No one did. But one adviser offered: "Viewing the recording certainly brings home the essential strangeness of that raid of three hundred years ago. One sees excerpts, and reads the accounts, of course, but somehow one doesn't grasp the full peculiarity of the event that way. As you say, sir, it was a mugging, a mass kidnapping, rather than a wholesale murder."

"Yes. While, as we all know, wholesale murder is a berserker's sole aim in life."

No one smiled.

"In a way, such a great peculiarity worries me more than simple slaughter. Because it indicates that there's something very important that we don't understand.

"Dirac's contemporaries were worried by it too, and so were a number of people in the years immediately following that raid. They were bothered by the oddity, even those who didn't believe it was all a great plot by the Premier. People theorized that the berserker had taken a whole planetary population of protocolonist tiles in order to raise a vast colony of goodlife humans somewhere, goodlife to be its servants, its fanatical warriors.

"A lot of people in the years immediately following Dirac's disappearance spent a lot of time looking at copies of this very record. Gradually, of course, interest declined.
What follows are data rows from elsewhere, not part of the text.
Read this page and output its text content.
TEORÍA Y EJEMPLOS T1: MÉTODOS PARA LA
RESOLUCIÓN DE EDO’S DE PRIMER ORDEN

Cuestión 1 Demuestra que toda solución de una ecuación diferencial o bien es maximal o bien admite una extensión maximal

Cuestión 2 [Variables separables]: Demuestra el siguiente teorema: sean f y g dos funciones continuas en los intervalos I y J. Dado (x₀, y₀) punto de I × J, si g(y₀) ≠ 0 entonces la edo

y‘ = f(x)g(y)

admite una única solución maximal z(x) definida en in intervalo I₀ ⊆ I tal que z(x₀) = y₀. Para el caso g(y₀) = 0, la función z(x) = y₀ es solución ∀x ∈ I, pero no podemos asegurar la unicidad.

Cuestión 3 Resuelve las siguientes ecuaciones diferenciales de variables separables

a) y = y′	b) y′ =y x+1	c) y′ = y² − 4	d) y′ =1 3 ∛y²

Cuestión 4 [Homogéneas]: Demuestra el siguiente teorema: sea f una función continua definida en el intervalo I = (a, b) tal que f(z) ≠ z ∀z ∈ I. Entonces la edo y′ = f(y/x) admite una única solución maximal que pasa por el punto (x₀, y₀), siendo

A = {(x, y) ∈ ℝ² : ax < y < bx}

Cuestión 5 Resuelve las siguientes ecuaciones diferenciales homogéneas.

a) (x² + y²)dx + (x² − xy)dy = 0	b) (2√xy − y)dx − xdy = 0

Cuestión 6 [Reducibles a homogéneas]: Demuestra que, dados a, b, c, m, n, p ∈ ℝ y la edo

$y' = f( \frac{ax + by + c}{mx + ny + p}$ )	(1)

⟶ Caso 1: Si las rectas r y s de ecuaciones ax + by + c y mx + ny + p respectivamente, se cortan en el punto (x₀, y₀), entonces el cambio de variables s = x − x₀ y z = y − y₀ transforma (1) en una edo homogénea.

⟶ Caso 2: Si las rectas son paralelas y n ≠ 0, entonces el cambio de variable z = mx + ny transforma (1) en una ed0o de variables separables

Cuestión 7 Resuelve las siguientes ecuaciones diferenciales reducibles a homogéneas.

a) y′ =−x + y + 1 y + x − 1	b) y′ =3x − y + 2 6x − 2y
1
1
If I'd wanted a copy recently I don't suppose I'd have known where to look for it, except on Imatra."

"Speaking of looking for things—" This was Ensign Dinant, an astrogator.

Prinsep blinked at him. "Yes?"

"I was wondering: Just where is it now after three hundred standard years? Where is Dirac's berserker? The machine that wanted to steal a billion protopeople—or whatever the exact number really was—and for all we know, succeeded. It shows up fairly clearly in this display. But I wonder where it's got to?

"It's easy to see, on this record, which way that berserker went, and easy to see that Dirac and his people took the same course, going directly after it. But whatever trail that machine or those ships might have left has faded long ago. After three centuries, Dirac's berserker could be in a lot of different places. It could be well along in the task of nurturing that goodlife colony—if you subscribe to that theory."

The commodore nodded. "After three hundred years I should think it could. I also think that we should be seeing some results. And it needs no profound insight to observe that Dirac himself could be in a lot of places—if he's still alive."

The pudgy Prinsep rapped sharply on his table. "Let me remind you, my friends, my dear counselors: the primary question that we face is still: 'Why should today's berserkers be so interested in what happened to either the machines or the badlife Solarians of yesteryear?'"

"I say they can't," Dinant argued stubbornly. "Therefore it's got to be something else on this recording, something we haven't noticed so far, that hit them so hard, struck an electronic nerve."

Perhaps, another adviser suggested tentatively, the vital clue had something to do with the glimpses the recording afforded of Premier Dirac's yacht.

But why should anything at all about that vessel be of any importance now?

No one could guess. But Commodore Prinsep remained determined to find out. Speaking softly, but making the orders unequivocal, he ordered a team comprising both humans and robots to begin at once a grimly thorough, minutely detailed, expert analysis of the recording.

Meanwhile his task force went plowing steadily ahead.